Dra. Carmen Teresa Ortiz de Rodríguez

Rad.: 11001-03-27-000-2007-00036-00(16723)

Actor: Jesús Orlando Corredor Alejo

Demandado: Dirección de Impuestos y Aduanas Nacionales, DIAN.

Fallo

Bogotá, D.C., treinta y uno de mayo de dos mil doce.

EXTRACTOS: «Consideraciones de la Sala

Corresponde a la Sala decidir sobre la legalidad del Concepto Tributario 018050 del 1º de marzo de 2006, proferido por la Dirección de Impuestos y Aduanas Nacionales, que establece que los rendimientos generados por la reserva de estabilización constituyen ingreso en cabeza de la Sociedad Administradora del Fondo de Pensiones y Cesantías, y dependiendo de la forma que haya adoptado, reciben el tratamiento tributario que corresponde a las sociedades anónimas o a las instituciones solidarias.

Las razones de la ilegalidad alegadas se concretan en afirmar que el concepto vulnera los artículos 26, 27 y 28 del estatuto tributario, porque dichos rendimientos no constituyen un ingreso por no reunir las características de realización y capitalización y no producen un incremento del patrimonio.

Antes de iniciar el correspondiente análisis, es conveniente precisar que según el artículo 48 de la Constitución Política, la seguridad social es un servicio público de carácter obligatorio que se presta bajo la dirección, coordinación y control del Estado, con sujeción a los principios de eficiencia, universalidad y solidaridad y sus recursos no podrán destinarse ni utilizarse para fines diferentes a ella.

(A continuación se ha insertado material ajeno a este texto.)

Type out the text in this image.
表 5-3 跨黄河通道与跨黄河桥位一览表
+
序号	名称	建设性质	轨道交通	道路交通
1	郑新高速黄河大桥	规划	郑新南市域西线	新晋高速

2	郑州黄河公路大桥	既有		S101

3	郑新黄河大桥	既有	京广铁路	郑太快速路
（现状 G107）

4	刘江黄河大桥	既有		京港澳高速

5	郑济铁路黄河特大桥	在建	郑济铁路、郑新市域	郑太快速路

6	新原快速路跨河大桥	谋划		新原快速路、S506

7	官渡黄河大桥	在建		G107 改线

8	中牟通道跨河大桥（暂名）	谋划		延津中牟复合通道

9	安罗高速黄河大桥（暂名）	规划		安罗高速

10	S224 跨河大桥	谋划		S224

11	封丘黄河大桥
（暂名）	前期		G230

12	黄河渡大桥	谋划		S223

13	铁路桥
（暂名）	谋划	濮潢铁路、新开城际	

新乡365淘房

El sistema de seguridad social integral fue creado por la Ley 100 de 1993, con el objeto de garantizar los derechos irrenunciables de la persona y de la comunidad a obtener una calidad de vida acorde con la dignidad humana, mediante la protección de las contingencias que la afecten.

El sistema de seguridad social integral está conformado por cuatro sistemas, a saber:

1. Sistema general de pensiones.

2. Sistema general de seguridad social en salud.

3. Sistema general de riesgos profesionales.

4. Servicios sociales complementarios.

El sistema general de pensiones tiene como objetivo asegurar a la población el cubrimiento de los riesgos o contingencias derivados de la vejez, la invalidez y la muerte por medio del reconocimiento de pensiones y prestaciones determinadas por la ley. Este sistema busca también la ampliación de la cobertura a segmentos de la población no cubiertos por el sistema anterior.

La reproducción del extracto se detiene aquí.